Even though the sampling distributions were based on samples with sample size ( `$n$` ) of 200, if we were to take larger samples ( as `$n \to infty$` ) then we would expect:

`$E(\bar x) = \mu$`

In other words expected value of sample means would equal to the population mean.

---

## Standard Error

We said that sampling error describes how much points estimates vary from sample to another sample. From the sampling distribution, it was evident that there was variance and all point estimates were not the same. In fact there are few point estimates that are extremely underestimating the population parameter and there are few that are extremely overestimating the population parameter. However, majority of the sample estimates were close to the mean.

`$Var(\bar x) = \frac{\sigma^2}{n}$` or `$sd(\bar x) = \frac{\sigma}{\sqrt n}$` (This is the standard error of the estimate)
---

## Standard Error

What happens to the standard error as `$n$` increases?

SE = `$\frac{\sigma}{\sqrt n}$`

---

## Standard Error

What happens to the standard error as `$n$` increases?

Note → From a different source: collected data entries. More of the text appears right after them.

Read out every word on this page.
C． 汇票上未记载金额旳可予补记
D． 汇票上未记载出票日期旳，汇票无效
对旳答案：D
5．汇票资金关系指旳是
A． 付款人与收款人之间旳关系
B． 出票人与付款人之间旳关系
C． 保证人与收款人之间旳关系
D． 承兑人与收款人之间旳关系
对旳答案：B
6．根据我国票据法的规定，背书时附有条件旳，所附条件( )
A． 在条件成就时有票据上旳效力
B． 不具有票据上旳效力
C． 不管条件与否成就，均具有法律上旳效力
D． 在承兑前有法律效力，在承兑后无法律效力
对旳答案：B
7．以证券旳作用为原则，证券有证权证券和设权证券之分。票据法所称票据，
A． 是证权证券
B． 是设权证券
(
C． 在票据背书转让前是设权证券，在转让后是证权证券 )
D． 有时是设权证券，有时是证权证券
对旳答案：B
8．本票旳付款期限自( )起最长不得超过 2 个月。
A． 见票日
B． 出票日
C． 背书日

SE = `$\frac{\sigma}{\sqrt n}$`

The standard error decreases and `$\bar{x}$` becomes a more __precise__ estimator.

---

## Bias

Even though each sample mean may not necessarily equal to the population mean. The expected value of all sample means does equal to the population mean.

Sample mean is an __unbiased estimator__ of the population mean.

In other words:

`$E[\bar{x}] - \mu = 0$`

---

When using sample mean as an estimate of the population mean we have said that

`$\bar x \sim N(\mu, \frac{\sigma^2}{n})$`

It turns out also if certain conditions are met:

`$(\bar x_1 - \bar x_2) \sim N(\mu_1 - \mu_2, \frac{\sigma_1^2}{n_1}+ \frac{\sigma_2^2}{n_2})$`

`$\hat p \sim N(p, \frac{p(1-p)}{n})$`

`$(\hat p_1 - \hat p_2) \sim N((p_1 - p_2), \frac{p_1(1-p_1)}{n_1} + \frac{p_2(1-p_2)}{n_2})$`

What similarities do you see between all the sampling distributions?

---

## Central Limit Theorem (CLT)

If certain conditions are met, the sampling distribution will be normally distributed with a mean equal to the population parameter. The standard error will be inversely proportional to the square root of the sample size.

We will learn the conditions in the upcoming lectures.

---

Moving forward we will use CLT to make __inference__ about population parameters using sample statistics.